ES is clinically characterized by fever and an increase in the erythrocyte sedimentation rate. This may be confused with tuberculous dactylitis.[3] Radiologically, it may be seen as bone destruction and expansile lesion. On X-ray, it may be confused with osteomyelitis due to bone destruction.[1] Furthermore, tuberculous dactylitis is characterized by expansile lesion of the hand and absence of periosteal reaction. However, permeating bone destruction, onion-skin–type periosteal reaction, large soft tissue swelling, and cystic lesions causing thickening of the bone are only seen in ES.[7] Osteosarcoma is more commonly found in the metaphysis, while ES occurs in the diaphysis.[8] Furthermore, an increase of alkaline phosphatase (ALP) is seen in osteosarcoma, but not in ES. Differing from ES, in a primitive neuroectodermal tumor, the large soft tissue components reach inside the bone.
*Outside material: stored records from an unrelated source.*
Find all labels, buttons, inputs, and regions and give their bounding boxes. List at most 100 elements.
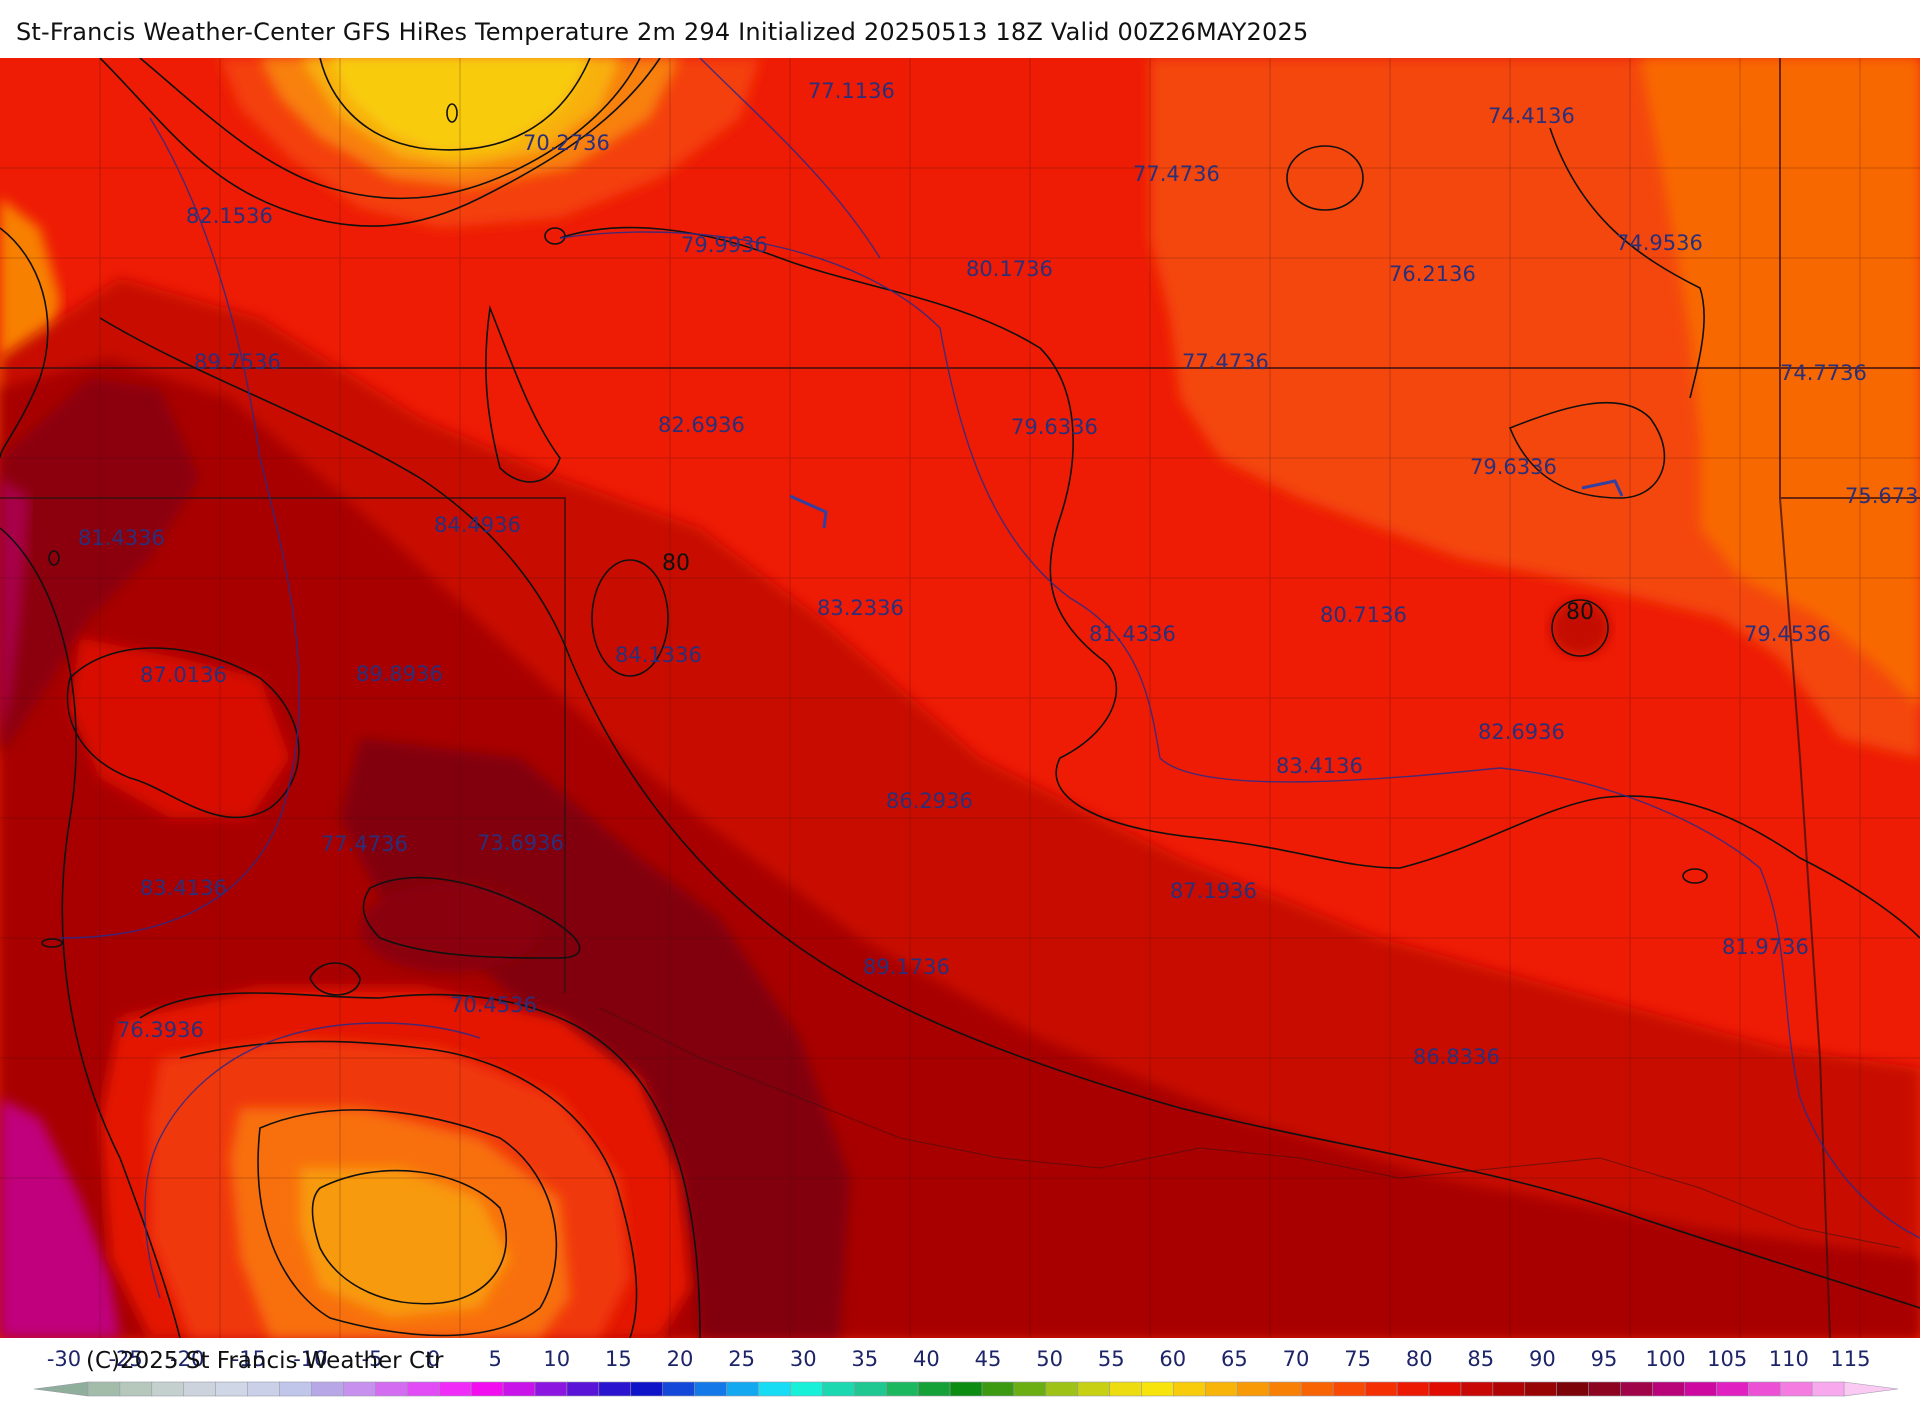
temp-label: 74.7736 bbox=[1780, 361, 1867, 385]
legend-swatch bbox=[1811, 1381, 1845, 1397]
legend-tick-label: 30 bbox=[790, 1347, 817, 1371]
cool-spot-west bbox=[70, 638, 290, 818]
legend-swatch bbox=[1300, 1381, 1334, 1397]
legend-swatch bbox=[1141, 1381, 1175, 1397]
temp-label: 74.4136 bbox=[1488, 104, 1575, 128]
legend-tick-label: -25 bbox=[108, 1347, 142, 1371]
legend-swatch bbox=[1269, 1381, 1303, 1397]
legend-swatch bbox=[949, 1381, 983, 1397]
legend-tick-label: 75 bbox=[1344, 1347, 1371, 1371]
legend-tick-label: 20 bbox=[667, 1347, 694, 1371]
legend-swatch bbox=[1779, 1381, 1813, 1397]
legend-swatch bbox=[311, 1381, 345, 1397]
temp-label: 86.8336 bbox=[1413, 1045, 1500, 1069]
legend-swatch bbox=[1013, 1381, 1047, 1397]
legend-tick-label: 15 bbox=[605, 1347, 632, 1371]
legend-swatch bbox=[790, 1381, 824, 1397]
legend-swatch bbox=[1237, 1381, 1271, 1397]
legend-swatch bbox=[502, 1381, 536, 1397]
temperature-map[interactable]: 77.1136 70.2736 74.4136 77.4736 82.1536 … bbox=[0, 58, 1920, 1338]
temp-label: 70.4536 bbox=[450, 993, 537, 1017]
legend-swatch bbox=[183, 1381, 217, 1397]
temp-label: 79.6336 bbox=[1011, 415, 1098, 439]
temp-label: 79.9936 bbox=[681, 233, 768, 257]
temp-label: 89.7536 bbox=[194, 350, 281, 374]
temp-label: 84.4936 bbox=[434, 513, 521, 537]
legend-tick-label: 45 bbox=[975, 1347, 1002, 1371]
legend-swatch bbox=[566, 1381, 600, 1397]
temp-label: 77.4736 bbox=[321, 832, 408, 856]
legend-ticks: -30 -25 -20 -15 -10 -5 0 5 10 15 20 25 30 35 40 45 50 55 6… bbox=[47, 1347, 1871, 1371]
legend-swatches bbox=[33, 1381, 1899, 1397]
legend-tick-label: 100 bbox=[1646, 1347, 1686, 1371]
legend-swatch bbox=[694, 1381, 728, 1397]
wind-barbs bbox=[789, 479, 1624, 529]
color-legend: -30 -25 -20 -15 -10 -5 0 5 10 15 20 25 30 35 40 45 50 55 6… bbox=[0, 1338, 1920, 1400]
legend-swatch bbox=[726, 1381, 760, 1397]
legend-tick-label: 55 bbox=[1098, 1347, 1125, 1371]
temp-label: 81.9736 bbox=[1722, 935, 1809, 959]
legend-swatch bbox=[662, 1381, 696, 1397]
state-borders bbox=[0, 58, 1920, 1338]
legend-tick-label: 85 bbox=[1467, 1347, 1494, 1371]
legend-tick-label: 65 bbox=[1221, 1347, 1248, 1371]
legend-swatch bbox=[1428, 1381, 1462, 1397]
legend-tick-label: 0 bbox=[427, 1347, 440, 1371]
copyright-text: (C)2025 St Francis Weather Ctr bbox=[86, 1348, 444, 1374]
temp-label: 76.2136 bbox=[1389, 262, 1476, 286]
legend-tick-label: 80 bbox=[1406, 1347, 1433, 1371]
temp-label: 89.8936 bbox=[356, 662, 443, 686]
legend-swatch bbox=[151, 1381, 185, 1397]
legend-tick-label: 90 bbox=[1529, 1347, 1556, 1371]
legend-tick-label: -15 bbox=[232, 1347, 266, 1371]
contour-label: 80 bbox=[662, 551, 690, 576]
contour-label: 80 bbox=[1566, 600, 1594, 625]
legend-tick-label: 60 bbox=[1159, 1347, 1186, 1371]
legend-swatch bbox=[279, 1381, 313, 1397]
legend-swatch bbox=[1173, 1381, 1207, 1397]
county-lines bbox=[0, 58, 1920, 1338]
legend-swatch bbox=[1045, 1381, 1079, 1397]
legend-swatch bbox=[87, 1381, 121, 1397]
legend-swatch bbox=[406, 1381, 440, 1397]
magenta-southwest bbox=[0, 1098, 120, 1338]
legend-tick-label: -5 bbox=[362, 1347, 383, 1371]
legend-swatch bbox=[1524, 1381, 1558, 1397]
cool-region-north-4 bbox=[330, 58, 590, 153]
legend-swatch bbox=[885, 1381, 919, 1397]
isotherm-contours bbox=[0, 58, 1920, 1338]
temp-label: 81.4336 bbox=[1089, 622, 1176, 646]
legend-swatch bbox=[470, 1381, 504, 1397]
legend-swatch bbox=[247, 1381, 281, 1397]
legend-tick-label: 70 bbox=[1283, 1347, 1310, 1371]
legend-swatch bbox=[343, 1381, 377, 1397]
legend-swatch bbox=[1332, 1381, 1366, 1397]
legend-tick-label: 50 bbox=[1036, 1347, 1063, 1371]
legend-swatch bbox=[119, 1381, 153, 1397]
legend-swatch bbox=[1716, 1381, 1750, 1397]
legend-swatch bbox=[1205, 1381, 1239, 1397]
legend-swatch bbox=[630, 1381, 664, 1397]
temp-label: 79.4536 bbox=[1744, 622, 1831, 646]
temp-label: 82.6936 bbox=[1478, 720, 1565, 744]
legend-tick-label: 95 bbox=[1591, 1347, 1618, 1371]
temp-label: 83.4136 bbox=[1276, 754, 1363, 778]
legend-tick-label: -20 bbox=[170, 1347, 204, 1371]
legend-swatch bbox=[1588, 1381, 1622, 1397]
legend-swatch bbox=[1109, 1381, 1143, 1397]
legend-swatch bbox=[1460, 1381, 1494, 1397]
legend-tick-label: 110 bbox=[1769, 1347, 1809, 1371]
legend-swatch bbox=[1492, 1381, 1526, 1397]
temp-label: 82.1536 bbox=[186, 204, 273, 228]
legend-swatch bbox=[917, 1381, 951, 1397]
legend-swatch bbox=[853, 1381, 887, 1397]
temp-label: 89.1736 bbox=[863, 955, 950, 979]
temp-label: 70.2736 bbox=[523, 131, 610, 155]
legend-swatch bbox=[438, 1381, 472, 1397]
legend-swatch bbox=[215, 1381, 249, 1397]
temp-label: 80.1736 bbox=[966, 257, 1053, 281]
legend-tick-label: 5 bbox=[489, 1347, 502, 1371]
legend-tick-label: 115 bbox=[1830, 1347, 1870, 1371]
legend-swatch bbox=[758, 1381, 792, 1397]
temp-label: 83.2336 bbox=[817, 596, 904, 620]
Askin tumors, however, are only seen on the chest wall.[9] The tumor may be clinically confused with infection because it causes pain and local inflammatory symptoms. In addition, metastatic diseases and hematological malignancies should be considered in the differential diagnosis.[9]

Radiological features such as permeating bone destruction and laminated or spiculated periosteal reaction may not be seen in hand lesions.[8] Bone expansion, cystic or honeycomb appearance, periosteal reaction, and cortical thickening of the bone are less seen in the ES lesion on the hand or the foot.[8] Regardless of the treatment method, the localization of the tumor on the hand is an important prognostic factor. When the distal parts of the extremities are affected, the survival rate is much higher. The best treatment combination is radical excision and postoperative chemotherapy. This treatment approach is successful in tumors of the fingers. Radiotherapy is useful when radical surgical excision is not performed and in partial response to chemotherapy. Currently, the most effective treatment method is a combination of surgery and chemotherapy.[1]


Although fingers are a rare site for localization of Ewing's sarcoma, ES should be considered in the differential diagnosis of lesions in this location.